With a tee shirt, sorts, and flip flops in hand I stepped out into a beautiful warm, breezy morning with the bright sun ripping through gorgeous clouds. After getting my bearings, I took off and was soon in that totally-present state, just moving, breathing, and getting lost in the weather. After about 30 minutes I noticed that there were no more hotels, but kept going. Fifteen minutes later I realized that something was wrong, so I asked a local-looking couple strolling along where this hotel was. They pointed in the direction I came from, and said “about ten miles north”. I was confused and irritated that not only had my friend screwed up the direction, but that the couple said “north” instead of “south”. With no money, no mobile, and no pay phone handy, I took off at a pretty decent pace, only to realize a couple minutes later that my left-coast ocean dependence turned me in the wrong direction.
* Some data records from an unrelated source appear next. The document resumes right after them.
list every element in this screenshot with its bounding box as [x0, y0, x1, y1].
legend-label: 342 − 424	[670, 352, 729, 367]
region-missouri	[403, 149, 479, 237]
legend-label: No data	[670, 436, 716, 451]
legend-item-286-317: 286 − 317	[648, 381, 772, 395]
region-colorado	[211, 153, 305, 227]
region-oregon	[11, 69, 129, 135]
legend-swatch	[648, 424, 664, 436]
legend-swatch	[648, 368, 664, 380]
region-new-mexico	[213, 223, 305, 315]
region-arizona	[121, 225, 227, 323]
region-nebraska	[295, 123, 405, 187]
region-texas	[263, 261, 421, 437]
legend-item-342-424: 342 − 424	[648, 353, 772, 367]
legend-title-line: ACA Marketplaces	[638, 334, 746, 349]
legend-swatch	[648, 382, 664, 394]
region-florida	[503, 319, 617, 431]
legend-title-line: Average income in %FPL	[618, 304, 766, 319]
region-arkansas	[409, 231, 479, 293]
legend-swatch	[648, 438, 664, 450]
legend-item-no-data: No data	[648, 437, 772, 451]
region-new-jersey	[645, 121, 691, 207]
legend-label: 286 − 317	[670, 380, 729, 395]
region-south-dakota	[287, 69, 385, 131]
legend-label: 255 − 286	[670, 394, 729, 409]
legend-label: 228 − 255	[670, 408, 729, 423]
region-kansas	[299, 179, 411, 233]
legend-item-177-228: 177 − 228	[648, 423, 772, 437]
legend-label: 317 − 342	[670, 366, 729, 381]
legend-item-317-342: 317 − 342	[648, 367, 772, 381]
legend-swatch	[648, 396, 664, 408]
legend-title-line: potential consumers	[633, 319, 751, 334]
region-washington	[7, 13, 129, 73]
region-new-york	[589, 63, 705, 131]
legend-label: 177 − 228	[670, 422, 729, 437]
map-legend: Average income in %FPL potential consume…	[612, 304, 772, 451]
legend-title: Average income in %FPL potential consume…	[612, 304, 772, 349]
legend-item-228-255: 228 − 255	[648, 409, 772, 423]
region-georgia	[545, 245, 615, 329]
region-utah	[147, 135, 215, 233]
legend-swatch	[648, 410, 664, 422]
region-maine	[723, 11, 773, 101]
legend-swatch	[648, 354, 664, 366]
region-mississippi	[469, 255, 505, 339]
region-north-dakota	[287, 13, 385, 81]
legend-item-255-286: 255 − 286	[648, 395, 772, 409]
Now I live in the Kansas City area, where I’ve lost that dependence on the ocean. Unfortunately, I find myself, not infrequently, running in damn cold weather, on an overcast day, miles from civilization, in a foot of snow, asking my Golden Retriever “WTF are we”?

Robert La Gesse

In 1982 I was a 21 year old Navy Corpsman. Our ship had just docked in Hong Kong for a week and me and a buddy set off to explore the city. After realizing the bars were WAY to expensive for our income ranges we started thinking about doing some _real_ site seeing. Wearing our classic Navy “Cracker Jack” uniforms we found a travel agency and decided we wanted to see the Great Wall of China. After hours of waiting and talking and waiting some more we finally had a price and itinerary decided on.

We took a cab to a boat to another boat to a bus stop. We sat on the bench and waited along with about 60 other Chinese people. We finally boarded the bus and quickly fell asleep. I had no idea how long I was sleeping when the bus veered off the road and we saw three Chinese Military Vehicles stopped in the road. They unloaded a LOT of soldiers and approached the bus. After giving orders to the driver the driver motioned for me and my friend to get off the bus, which we did. The bus then took off – leaving us who knows where, and in the hands of Chinese soldiers. None of them spoke any English, and we certainly didn’t speak any Chinese.

We were held at gunpoint as one of the vehicles screamed off down the road. Our “hosts” did not look happy with us. We spent about two hours on the side of the road when the truck came back – with someone that spoke “Engrish”. Although it was a difficult conversation to follow it appears that we had just been accused of “invading” China. We were US Military in mainland China in 1982, and we were in uniform (thinking back, it certainly WAS an invasion, although we were both without even a fingernail clipper on us).

Yeah – we were lost! It took about 6 hours and a lot of yelling and screaming by someone from the US Consulate (who arrived about 4 hours into the ordeal) before were were taken back to a boat and sent back to our VERY VERY pissed off Navy Captain who I am sure got his ass chewed out by the Diplomatic Corps.

The good news is that we didn’t start World War Three by getting lost – the bad news is we spend the rest of our “liberty” cleaning “heads”.